QuantRocket

Speed up data collection for far out futures


#1

I have a futures DB with a lot of contracts. It usually is pretty quick to collect data for most futures. However when it gets near the end of collection (300 or so contracts) it becomes very slow. I think what is happening is that it’s requesting data for some contracts with are listed but have no data for them so it retries like 10 times to get data. Is there a way to change these 10 retries to a lower number to speed up data collection?

I know the system automatically skips futures that are very far out, but I guess these don’t fall into that category.


#2

The IB API sends error code 162 when there is no data, and QuantRocket won’t retry in that case. Retries occur when there is no response from the API, which is considered an unexpected error condition. Does it effect specific conids? Does it happen when you collect data for those conids in isolation? Can you provide steps to reproduce the issue?


#3

The DB has around 3,000 futures. When I start the collection it starts very quick until it reaches ~300 completions and then it slows down. To give you an idea, when the collection starts, it says it will take around 4.5 minutes to complete.
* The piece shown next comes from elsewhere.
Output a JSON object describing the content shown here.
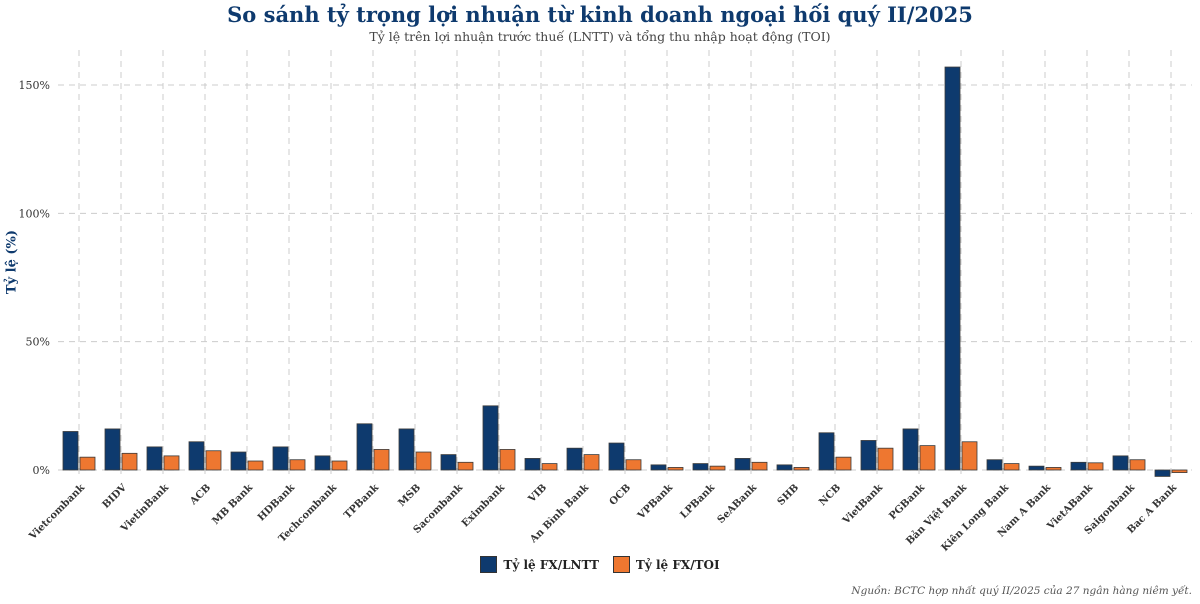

The second message printed out with estimated runtime remaining is 8 hours 30 minutes.

It gets stuck on some conids and has to retry many times to get the data. For example, with conid 328011116 I got this error:

image
image
image

The last retry also failed and then this error printed out.

image

However, if I run just quantrocket history collect us-futures-1d -i 328011116 it takes like 10 seconds and then saves 3 total records.

In my last post I assumed it was due to futures that weren’t expiring soon since those were the ones I saw in the console that were having many retries. I just assumed they had no data, but if I try and collect just the conids which I see are being retried, they all finish fairly quickly and there is data downloaded and saved.

The only way I can reproduce the issue is to try and collect the entire DB and wait until some conids get stuck.

I’ve also noticed that sometimes if I stop IBG1 and start it again, collection speeds up again.


#4

That’s a tough one, I can’t reproduce this on a test universe of all Globex futures. Usually if IB Gateway becomes unresponsive it might be associated with either (1) excessive load in your deployment, such as too much memory usage, or (2) Saturdays when the API is spottier. Might not be specific to the financial instruments. Canceling and restarting the collection might clear it up, and/or restarting IB Gateway. Sorry not to have a more definitive answer.


#5

Thanks for looking into this. I found a workaround to get the data much quicker. What I do is download the master file and group conids by their TradingClass. Then I’ll loop through the trading classes and download the history only for that subet of conids. This works much faster than collecting everything at once.

I’ve also tried just looping through all the conids and downloading 100 or so at a time and it works quite well. If I try to get around 500 conids at once then I run into the same issue where it gets stuck trying to download the same security 10 times and fails.

If I group by TradingClass or download 100 conids at a time it doesn’t get stuck collecting the same security over and over again.